If a machine is correctly set up, it produces $90\%$ acceptable items. If it is incorrectly set up, it produces only $40\%$ acceptable items. Past experience shows that $80\%$ of the setups are correctly done. If after a certain setup, the machine produces $2$ acceptable items, find the probability that the machine is correctly set up.

Answer 1

Solution

Hint : Probability of any given event is equal to the ratio of the favourable outcomes with the total number of the outcomes. Probability is the state of being probable and the extent to which something is likely to happen in the particular favourable situations. Here, we will find the probability for the machine set up correctly and incorrectly.

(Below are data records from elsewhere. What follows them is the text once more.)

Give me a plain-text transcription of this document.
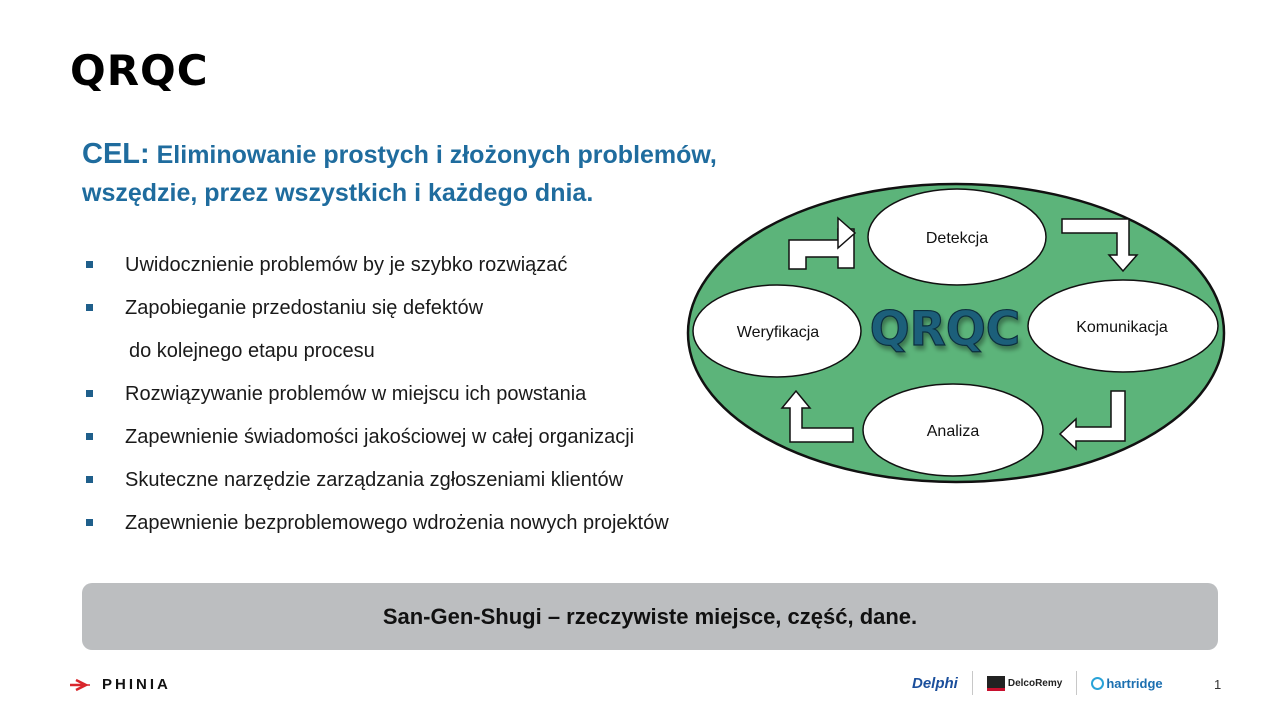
QRQC
CEL: Eliminowanie prostych i złożonych problemów,
wszędzie, przez wszystkich i każdego dnia.
Uwidocznienie problemów by je szybko rozwiązać
Zapobieganie przedostaniu się defektów
do kolejnego etapu procesu
Rozwiązywanie problemów w miejscu ich powstania
Zapewnienie świadomości jakościowej w całej organizacji
Skuteczne narzędzie zarządzania zgłoszeniami klientów
Zapewnienie bezproblemowego wdrożenia nowych projektów
Detekcja
Komunikacja
Analiza
Weryfikacja QRQC
San-Gen-Shugi – rzeczywiste miejsce, część, dane.
PHINIA	Delphi	DelcoRemy	hartridge	1
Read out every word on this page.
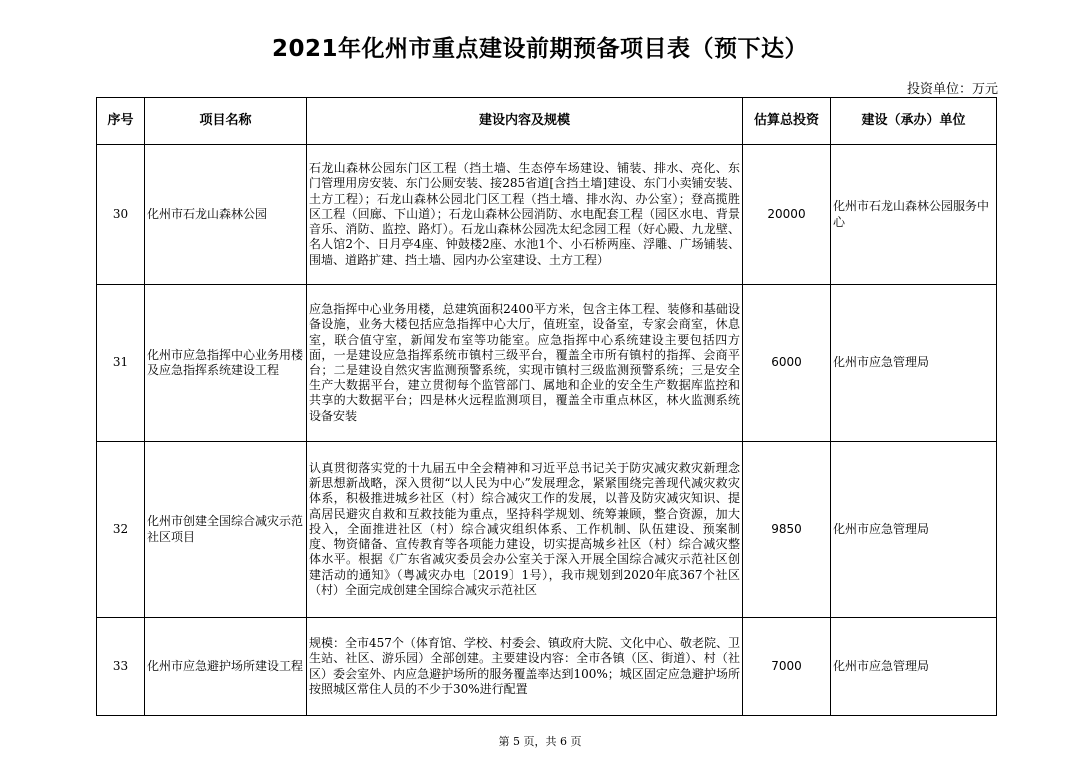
2021年化州市重点建设前期预备项目表（预下达）
投资单位：万元
序号	项目名称	建设内容及规模	估算总投资	建设（承办）单位
30	化州市石龙山森林公园	石龙山森林公园东门区工程（挡土墙、生态停车场建设、铺装、排水、亮化、东门管理用房安装、东门公厕安装、接285省道[含挡土墙]建设、东门小卖铺安装、土方工程）；石龙山森林公园北门区工程（挡土墙、排水沟、办公室）；登高揽胜区工程（回廊、下山道）；石龙山森林公园消防、水电配套工程（园区水电、背景音乐、消防、监控、路灯）。石龙山森林公园冼太纪念园工程（好心殿、九龙壁、名人馆2个、日月亭4座、钟鼓楼2座、水池1个、小石桥两座、浮雕、广场铺装、围墙、道路扩建、挡土墙、园内办公室建设、土方工程）	20000	化州市石龙山森林公园服务中心
31	化州市应急指挥中心业务用楼及应急指挥系统建设工程	应急指挥中心业务用楼，总建筑面积2400平方米，包含主体工程、装修和基础设备设施，业务大楼包括应急指挥中心大厅，值班室，设备室，专家会商室，休息室，联合值守室，新闻发布室等功能室。应急指挥中心系统建设主要包括四方面，一是建设应急指挥系统市镇村三级平台，覆盖全市所有镇村的指挥、会商平台；二是建设自然灾害监测预警系统，实现市镇村三级监测预警系统；三是安全生产大数据平台，建立贯彻每个监管部门、属地和企业的安全生产数据库监控和共享的大数据平台；四是林火远程监测项目，覆盖全市重点林区，林火监测系统设备安装	6000	化州市应急管理局
32	化州市创建全国综合减灾示范社区项目	认真贯彻落实党的十九届五中全会精神和习近平总书记关于防灾减灾救灾新理念新思想新战略，深入贯彻“以人民为中心”发展理念，紧紧围绕完善现代减灾救灾体系，积极推进城乡社区（村）综合减灾工作的发展，以普及防灾减灾知识、提高居民避灾自救和互救技能为重点，坚持科学规划、统筹兼顾，整合资源，加大投入，全面推进社区（村）综合减灾组织体系、工作机制、队伍建设、预案制度、物资储备、宣传教育等各项能力建设，切实提高城乡社区（村）综合减灾整体水平。根据《广东省减灾委员会办公室关于深入开展全国综合减灾示范社区创建活动的通知》（粤减灾办电〔2019〕1号），我市规划到2020年底367个社区（村）全面完成创建全国综合减灾示范社区	9850	化州市应急管理局
33	化州市应急避护场所建设工程	规模：全市457个（体育馆、学校、村委会、镇政府大院、文化中心、敬老院、卫生站、社区、游乐园）全部创建。主要建设内容：全市各镇（区、街道）、村（社区）委会室外、内应急避护场所的服务覆盖率达到100%；城区固定应急避护场所按照城区常住人员的不少于30%进行配置	7000	化州市应急管理局
第 5 页，共 6 页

Complete step-by-step answer :
Let us suppose that A be the event where the machine produces $2$ acceptable items.
Let Event ${E_1}$ be the event where the machine is set up correctly.
And similarly, let Event ${E_2}$ be the event where the machine is not set up correctly.
From the given data –
If it is incorrectly set up, it produces only $40\%$ acceptable items. Past experience shows that $80\%$ of the setups are correctly done and the machine produces $2$ acceptable items.
$P({E_1}) = 0.8 \\\ P({E_2}) = 1 - 0.8 = 0.2 \;$
If a machine is correctly set up, it produces $90\%$ acceptable items.
$P(A/{E_1}) = 0.9 \times 0.9 = 0.81 \\\ P(A/{E_2}) = 0.4 \times 0.4 = 0.16 \;$
Required conditional probability, $P({E_1}/A) = \dfrac{{P({E_1})P(A/{E_1})}}{{P({E_1})P(A/{E_1}) + P({E_2})P(A/{E_2})}}$
Place values in the above equation –
$P({E_1}/A) = \dfrac{{0.8 \times 0.81}}{{(0.8 \times 0.81) + (0.2 \times 0.16)}}$
Simplify the above equation –
$P({E_1}/A) = \dfrac{{0.648}}{{(0.648) + (0.032)}} \\\ \Rightarrow P({E_1}/A) = \dfrac{{0.648}}{{0.680}} \;$
Numerator and denominator are having three digits after decimal point, so it can be written directly as –
$\Rightarrow P({E_1}/A) = \dfrac{{648}}{{680}}$
Take common factors from both the numerator and the denominator and remove it.
$\Rightarrow P({E_1}/A) = \dfrac{{81}}{{85}}$
Hence, the probability that the machine is correctly set up is $\dfrac{{81}}{{85}}$

Note : Here the probability was converted into decimal points but it can also be solved by keeping it as the fraction. Always follow the general formula for probability and basic simplification properties for the fraction and do it wisely. Always remember that the probability of any event lies between zero and one.